I quite honestly don't recall how I even came upon this series. I wasn't recommended that I watch it by another forumgoer, I didn't see it on my suggestions on my MAL page, and I didn't watch a lick of it on YouTube. One thing I do know is this: I'm certainly glad I came upon it. Because not only is Shiki one of my favorite anime series of all time, but it's probably my favorite of all time when it comes to the horror genre.


The story for Shiki takes place in a Hinamizawa-esque village where everyone and their brother knows their neighbor and they know everything and anything going on around the village (for the most part) because, well, there's not really much else to do. However, this all changes when a mysterious family called the Kirishikis move into the massive house overlooking the village without much warning. For the first half of the series, I will be honest, I trudged through it like an average Joe trying to get his taxes done so the IRS doesn't audit him. That being that the first half of the series has a VERY slow pace. You could find faster pacing with a quadriplegic trying to finish a 5K marathon than the first half of the series. However, I will say this: when the second half of the series DOES come, it's like getting hit with a train. It will also bring light to a question that I and many other viewers have asked about the plot of this series: who exactly are the monsters in this series? Also, a little thing I'd like to tack onto the review here before I move onto the next section: the OVAs in the later half of the series are not necessary, but I would highly recommend them as they help you get more emotionally invested in some of the characters if you didn't.


The characters, for the most part, aren't really memorable. I mean, they aren't bad per-say, just that none of them are really worthy of mention. In my opinion, the reason for this is because, for the first half of the series, the story is told from the perspective of three individuals: a group of teenagers trying to live a normal life, a doctor who is trying to figure out the meaning behind the mysterious deaths, and the young priest who has contact with the Kirishikis throughout the first half. And because of this, the focus keeps shifting from one individual to another, not give enough time to get 100% invested in one particular character. So really, the characters don't necessarily get a pass, nor do they get a fail.

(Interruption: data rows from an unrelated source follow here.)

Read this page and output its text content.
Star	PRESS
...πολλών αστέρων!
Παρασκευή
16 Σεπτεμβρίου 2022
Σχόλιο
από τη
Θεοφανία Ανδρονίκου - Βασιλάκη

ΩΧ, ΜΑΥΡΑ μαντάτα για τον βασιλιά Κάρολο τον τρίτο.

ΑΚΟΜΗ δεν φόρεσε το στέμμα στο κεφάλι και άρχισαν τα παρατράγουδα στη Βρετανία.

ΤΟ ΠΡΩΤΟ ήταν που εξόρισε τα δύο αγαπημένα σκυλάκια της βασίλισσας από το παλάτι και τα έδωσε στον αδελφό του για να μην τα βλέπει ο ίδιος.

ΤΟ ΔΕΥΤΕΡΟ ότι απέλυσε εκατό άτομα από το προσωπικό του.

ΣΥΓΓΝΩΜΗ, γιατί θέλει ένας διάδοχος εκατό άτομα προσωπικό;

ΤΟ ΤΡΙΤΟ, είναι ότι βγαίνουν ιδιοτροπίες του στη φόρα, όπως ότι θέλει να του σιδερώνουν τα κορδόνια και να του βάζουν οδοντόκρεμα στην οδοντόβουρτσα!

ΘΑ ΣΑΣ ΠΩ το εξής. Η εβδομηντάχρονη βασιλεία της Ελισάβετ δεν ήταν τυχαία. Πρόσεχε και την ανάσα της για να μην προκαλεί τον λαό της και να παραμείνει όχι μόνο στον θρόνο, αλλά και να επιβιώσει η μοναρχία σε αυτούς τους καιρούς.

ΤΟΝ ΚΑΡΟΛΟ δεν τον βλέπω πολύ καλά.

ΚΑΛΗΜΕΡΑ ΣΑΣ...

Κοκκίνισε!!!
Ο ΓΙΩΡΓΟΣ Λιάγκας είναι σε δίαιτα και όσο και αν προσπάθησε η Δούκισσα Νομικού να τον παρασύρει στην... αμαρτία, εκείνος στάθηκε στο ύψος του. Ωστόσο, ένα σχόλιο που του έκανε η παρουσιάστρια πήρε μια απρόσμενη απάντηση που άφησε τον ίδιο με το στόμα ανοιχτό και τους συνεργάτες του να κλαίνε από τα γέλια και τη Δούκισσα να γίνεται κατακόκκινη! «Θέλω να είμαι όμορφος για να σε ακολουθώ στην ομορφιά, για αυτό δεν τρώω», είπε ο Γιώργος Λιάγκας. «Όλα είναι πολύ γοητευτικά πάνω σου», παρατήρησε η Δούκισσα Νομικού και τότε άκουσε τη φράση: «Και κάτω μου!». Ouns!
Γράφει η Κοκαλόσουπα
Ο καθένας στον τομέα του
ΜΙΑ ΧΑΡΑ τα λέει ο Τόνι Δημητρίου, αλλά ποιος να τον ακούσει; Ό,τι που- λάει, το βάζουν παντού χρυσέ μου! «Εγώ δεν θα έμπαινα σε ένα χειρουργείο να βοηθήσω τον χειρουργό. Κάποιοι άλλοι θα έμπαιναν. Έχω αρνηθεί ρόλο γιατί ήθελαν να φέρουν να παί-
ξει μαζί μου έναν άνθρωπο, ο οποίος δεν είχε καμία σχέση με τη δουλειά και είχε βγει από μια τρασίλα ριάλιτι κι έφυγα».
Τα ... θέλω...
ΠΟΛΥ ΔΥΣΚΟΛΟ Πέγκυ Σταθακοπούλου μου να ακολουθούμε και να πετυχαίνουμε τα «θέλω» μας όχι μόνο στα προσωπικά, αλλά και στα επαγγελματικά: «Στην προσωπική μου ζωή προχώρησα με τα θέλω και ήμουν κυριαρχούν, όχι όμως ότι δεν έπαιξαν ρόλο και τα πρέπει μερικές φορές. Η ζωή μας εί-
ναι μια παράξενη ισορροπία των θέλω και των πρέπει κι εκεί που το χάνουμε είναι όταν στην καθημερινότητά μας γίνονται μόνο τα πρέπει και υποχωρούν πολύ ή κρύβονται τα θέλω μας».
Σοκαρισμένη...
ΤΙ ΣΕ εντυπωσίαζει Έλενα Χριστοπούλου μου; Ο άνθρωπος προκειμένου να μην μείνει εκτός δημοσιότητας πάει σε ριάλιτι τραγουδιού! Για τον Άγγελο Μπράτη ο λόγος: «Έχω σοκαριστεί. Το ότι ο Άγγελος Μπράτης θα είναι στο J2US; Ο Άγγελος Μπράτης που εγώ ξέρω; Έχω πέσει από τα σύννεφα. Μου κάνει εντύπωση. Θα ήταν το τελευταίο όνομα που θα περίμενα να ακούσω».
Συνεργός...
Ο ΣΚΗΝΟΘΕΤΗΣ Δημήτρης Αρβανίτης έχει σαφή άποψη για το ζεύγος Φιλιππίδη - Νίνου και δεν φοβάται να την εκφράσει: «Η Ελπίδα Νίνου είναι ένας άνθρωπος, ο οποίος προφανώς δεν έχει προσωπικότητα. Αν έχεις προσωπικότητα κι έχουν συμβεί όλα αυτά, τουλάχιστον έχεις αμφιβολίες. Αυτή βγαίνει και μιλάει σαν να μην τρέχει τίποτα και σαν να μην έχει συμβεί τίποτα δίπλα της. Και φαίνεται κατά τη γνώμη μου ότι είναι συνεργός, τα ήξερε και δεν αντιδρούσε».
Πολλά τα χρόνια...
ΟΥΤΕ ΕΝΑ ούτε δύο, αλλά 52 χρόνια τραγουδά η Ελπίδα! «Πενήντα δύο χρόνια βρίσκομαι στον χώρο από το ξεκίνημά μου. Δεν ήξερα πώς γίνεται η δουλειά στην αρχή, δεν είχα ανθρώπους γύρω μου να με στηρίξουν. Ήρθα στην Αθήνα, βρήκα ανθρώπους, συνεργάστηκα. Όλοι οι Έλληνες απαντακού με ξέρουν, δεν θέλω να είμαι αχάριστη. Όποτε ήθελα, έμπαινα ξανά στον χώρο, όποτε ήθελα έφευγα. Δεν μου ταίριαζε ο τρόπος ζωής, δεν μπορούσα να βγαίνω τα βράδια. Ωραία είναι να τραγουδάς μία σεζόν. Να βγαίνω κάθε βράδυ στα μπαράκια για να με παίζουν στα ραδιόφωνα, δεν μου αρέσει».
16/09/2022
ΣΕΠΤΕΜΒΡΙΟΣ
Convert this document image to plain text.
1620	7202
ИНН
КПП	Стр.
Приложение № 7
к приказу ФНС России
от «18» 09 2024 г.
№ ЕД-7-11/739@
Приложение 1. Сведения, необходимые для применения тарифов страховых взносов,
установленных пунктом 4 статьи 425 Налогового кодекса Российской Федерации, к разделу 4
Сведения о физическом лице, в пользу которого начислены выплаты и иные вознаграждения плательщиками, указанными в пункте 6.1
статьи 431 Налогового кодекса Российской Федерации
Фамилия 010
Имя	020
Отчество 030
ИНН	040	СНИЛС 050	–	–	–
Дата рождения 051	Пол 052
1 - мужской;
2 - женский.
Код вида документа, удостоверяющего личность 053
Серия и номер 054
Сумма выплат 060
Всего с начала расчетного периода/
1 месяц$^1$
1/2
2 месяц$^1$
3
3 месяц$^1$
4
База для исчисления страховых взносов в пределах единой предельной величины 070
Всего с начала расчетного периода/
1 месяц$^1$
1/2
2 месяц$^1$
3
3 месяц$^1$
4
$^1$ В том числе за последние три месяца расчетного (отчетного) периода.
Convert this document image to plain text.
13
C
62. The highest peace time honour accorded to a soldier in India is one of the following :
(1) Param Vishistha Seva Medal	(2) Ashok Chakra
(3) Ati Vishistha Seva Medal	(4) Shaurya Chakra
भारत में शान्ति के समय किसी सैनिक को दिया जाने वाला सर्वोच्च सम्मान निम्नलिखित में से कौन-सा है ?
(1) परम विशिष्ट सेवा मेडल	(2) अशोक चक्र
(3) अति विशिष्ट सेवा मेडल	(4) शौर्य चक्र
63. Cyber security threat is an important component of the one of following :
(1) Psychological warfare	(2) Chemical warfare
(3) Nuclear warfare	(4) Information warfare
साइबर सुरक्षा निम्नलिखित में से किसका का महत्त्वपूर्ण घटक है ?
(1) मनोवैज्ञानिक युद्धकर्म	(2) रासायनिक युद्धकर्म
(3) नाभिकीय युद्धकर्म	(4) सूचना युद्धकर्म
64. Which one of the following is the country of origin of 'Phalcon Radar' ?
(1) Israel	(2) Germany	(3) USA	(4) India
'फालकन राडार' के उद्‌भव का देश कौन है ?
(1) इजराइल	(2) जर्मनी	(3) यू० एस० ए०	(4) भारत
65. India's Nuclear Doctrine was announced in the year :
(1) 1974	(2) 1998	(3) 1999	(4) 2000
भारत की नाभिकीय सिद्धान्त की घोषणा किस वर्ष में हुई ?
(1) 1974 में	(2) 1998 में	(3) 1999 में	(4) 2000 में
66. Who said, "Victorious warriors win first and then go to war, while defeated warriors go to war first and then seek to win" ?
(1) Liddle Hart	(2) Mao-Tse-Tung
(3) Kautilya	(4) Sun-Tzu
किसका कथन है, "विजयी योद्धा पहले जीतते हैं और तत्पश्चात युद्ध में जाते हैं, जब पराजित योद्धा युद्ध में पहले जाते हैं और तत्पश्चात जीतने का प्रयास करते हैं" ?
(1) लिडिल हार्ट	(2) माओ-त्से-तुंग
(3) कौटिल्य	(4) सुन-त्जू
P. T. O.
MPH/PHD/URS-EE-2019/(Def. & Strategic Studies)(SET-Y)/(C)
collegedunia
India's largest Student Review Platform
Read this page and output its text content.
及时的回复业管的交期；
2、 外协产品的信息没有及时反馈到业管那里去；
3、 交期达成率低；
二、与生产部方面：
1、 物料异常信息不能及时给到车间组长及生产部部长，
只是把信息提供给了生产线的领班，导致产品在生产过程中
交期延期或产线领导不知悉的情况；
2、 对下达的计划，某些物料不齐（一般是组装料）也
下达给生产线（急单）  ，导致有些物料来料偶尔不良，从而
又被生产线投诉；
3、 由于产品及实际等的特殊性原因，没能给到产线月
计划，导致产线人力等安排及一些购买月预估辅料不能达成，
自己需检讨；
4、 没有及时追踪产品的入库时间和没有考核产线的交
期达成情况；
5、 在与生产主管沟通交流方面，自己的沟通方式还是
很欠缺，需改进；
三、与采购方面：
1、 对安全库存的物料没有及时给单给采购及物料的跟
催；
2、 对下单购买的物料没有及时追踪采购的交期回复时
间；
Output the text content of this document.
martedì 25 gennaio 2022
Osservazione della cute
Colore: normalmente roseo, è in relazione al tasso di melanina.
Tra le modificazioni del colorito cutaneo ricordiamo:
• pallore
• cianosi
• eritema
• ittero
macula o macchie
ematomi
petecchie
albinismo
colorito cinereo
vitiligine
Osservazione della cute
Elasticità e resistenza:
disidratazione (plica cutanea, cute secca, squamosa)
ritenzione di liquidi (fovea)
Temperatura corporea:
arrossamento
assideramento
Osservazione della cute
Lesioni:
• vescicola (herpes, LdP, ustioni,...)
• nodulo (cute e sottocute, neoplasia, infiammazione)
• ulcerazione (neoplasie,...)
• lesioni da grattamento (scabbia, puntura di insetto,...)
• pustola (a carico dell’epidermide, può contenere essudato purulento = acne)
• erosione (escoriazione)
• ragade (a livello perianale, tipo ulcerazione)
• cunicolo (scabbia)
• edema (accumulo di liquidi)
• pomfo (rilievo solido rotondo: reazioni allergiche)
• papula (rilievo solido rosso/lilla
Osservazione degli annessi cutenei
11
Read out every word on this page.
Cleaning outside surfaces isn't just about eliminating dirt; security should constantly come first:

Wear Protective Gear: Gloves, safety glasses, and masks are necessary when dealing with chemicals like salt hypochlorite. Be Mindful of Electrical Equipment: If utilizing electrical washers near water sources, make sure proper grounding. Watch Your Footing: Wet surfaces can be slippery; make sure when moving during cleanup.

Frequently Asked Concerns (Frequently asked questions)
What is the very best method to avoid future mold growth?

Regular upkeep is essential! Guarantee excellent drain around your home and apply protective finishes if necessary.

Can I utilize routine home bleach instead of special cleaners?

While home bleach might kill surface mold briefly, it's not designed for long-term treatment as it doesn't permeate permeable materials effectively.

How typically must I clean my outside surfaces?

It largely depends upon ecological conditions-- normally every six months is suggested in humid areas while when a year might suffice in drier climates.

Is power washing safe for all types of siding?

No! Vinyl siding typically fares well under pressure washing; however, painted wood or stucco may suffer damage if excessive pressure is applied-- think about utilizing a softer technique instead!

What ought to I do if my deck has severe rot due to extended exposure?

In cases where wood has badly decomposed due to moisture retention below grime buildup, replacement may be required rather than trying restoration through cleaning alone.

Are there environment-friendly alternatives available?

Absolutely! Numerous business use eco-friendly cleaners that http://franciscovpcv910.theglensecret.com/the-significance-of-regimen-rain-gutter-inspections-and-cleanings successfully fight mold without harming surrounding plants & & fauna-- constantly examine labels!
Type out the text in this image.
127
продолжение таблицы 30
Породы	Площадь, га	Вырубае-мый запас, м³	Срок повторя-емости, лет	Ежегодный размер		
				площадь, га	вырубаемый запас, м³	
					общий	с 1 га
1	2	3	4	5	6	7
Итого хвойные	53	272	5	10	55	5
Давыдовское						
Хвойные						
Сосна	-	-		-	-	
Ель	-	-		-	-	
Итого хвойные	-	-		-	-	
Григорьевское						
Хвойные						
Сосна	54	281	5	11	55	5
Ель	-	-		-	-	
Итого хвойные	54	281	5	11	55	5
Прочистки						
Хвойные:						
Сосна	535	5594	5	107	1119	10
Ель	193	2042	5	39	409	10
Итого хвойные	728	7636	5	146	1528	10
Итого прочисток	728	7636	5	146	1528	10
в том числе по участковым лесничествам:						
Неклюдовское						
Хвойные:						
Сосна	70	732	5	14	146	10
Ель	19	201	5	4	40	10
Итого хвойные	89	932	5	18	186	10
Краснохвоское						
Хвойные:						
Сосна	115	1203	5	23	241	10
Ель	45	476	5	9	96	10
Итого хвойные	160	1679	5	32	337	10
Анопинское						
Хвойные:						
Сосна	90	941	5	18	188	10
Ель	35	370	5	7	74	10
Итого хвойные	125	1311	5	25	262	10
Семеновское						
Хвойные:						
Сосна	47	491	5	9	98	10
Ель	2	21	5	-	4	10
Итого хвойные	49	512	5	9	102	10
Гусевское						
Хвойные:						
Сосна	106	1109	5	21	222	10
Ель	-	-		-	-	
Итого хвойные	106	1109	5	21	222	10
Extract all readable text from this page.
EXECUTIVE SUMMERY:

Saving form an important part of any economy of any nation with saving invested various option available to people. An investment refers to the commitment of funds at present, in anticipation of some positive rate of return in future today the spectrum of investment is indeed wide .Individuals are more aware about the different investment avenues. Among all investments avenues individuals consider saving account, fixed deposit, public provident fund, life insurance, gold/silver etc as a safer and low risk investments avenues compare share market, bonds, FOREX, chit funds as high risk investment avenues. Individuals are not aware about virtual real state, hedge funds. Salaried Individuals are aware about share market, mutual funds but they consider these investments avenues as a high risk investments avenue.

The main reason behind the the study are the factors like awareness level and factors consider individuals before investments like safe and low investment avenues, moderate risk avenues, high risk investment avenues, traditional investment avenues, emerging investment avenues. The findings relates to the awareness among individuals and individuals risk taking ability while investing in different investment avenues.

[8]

Like the first half of the series, the artwork may be a slight bit of a turnoff for the viewer. I myself was a fair bit disinterested in some of the art for the series, specifically the hairstyles and colors for the grand majority of the characters being as bizarre as can be. It's certainly not the more bizarre I've seen in an anime production, but it's up there. I will, however, give positive mention to some of the facial expressions made by the characters during the more dramatic moments of the series and the detail made towards the eyes of the characters. But aside from that, I quite liked the artwork. In some cases, I feel like the animators wanted to leave some scenes to the imaginations of the viewer, something that I think they did much better as compared to series like Higurashi and Corpse Party.


The soundtrack for the series wasn't something that would be eligible for a Grammy or Oscar award, but I did feel that the music for the series was pretty well composed, especially during scenes in which multiple chills ran up your spine.

As for the voice acting, I decided to watch the dubbed audio for Shiki because...well, I had the option. Being from Funimation, I wasn't surprised at all by the level of quality in the dubbing of the series. Out of all the voice actors, I would probably give the biggest mention to Jerry Jewel for his portrayal of the main character of the series and Cherami Leigh for the portrayal of Sunako. So, if you are a fan of dubs, by all means, give it a watch. It'll be worth your time.


As I said near the beginning of this review, the biggest pullback of this series would be the pacing of the first half. And normally I wouldn't recommend you to watch something like this and to invest so much time just to get to the "better" half, but I'll make an exception this time. In my opinion, Shiki was certainly worth trudging through and I hope that you will feel the same way.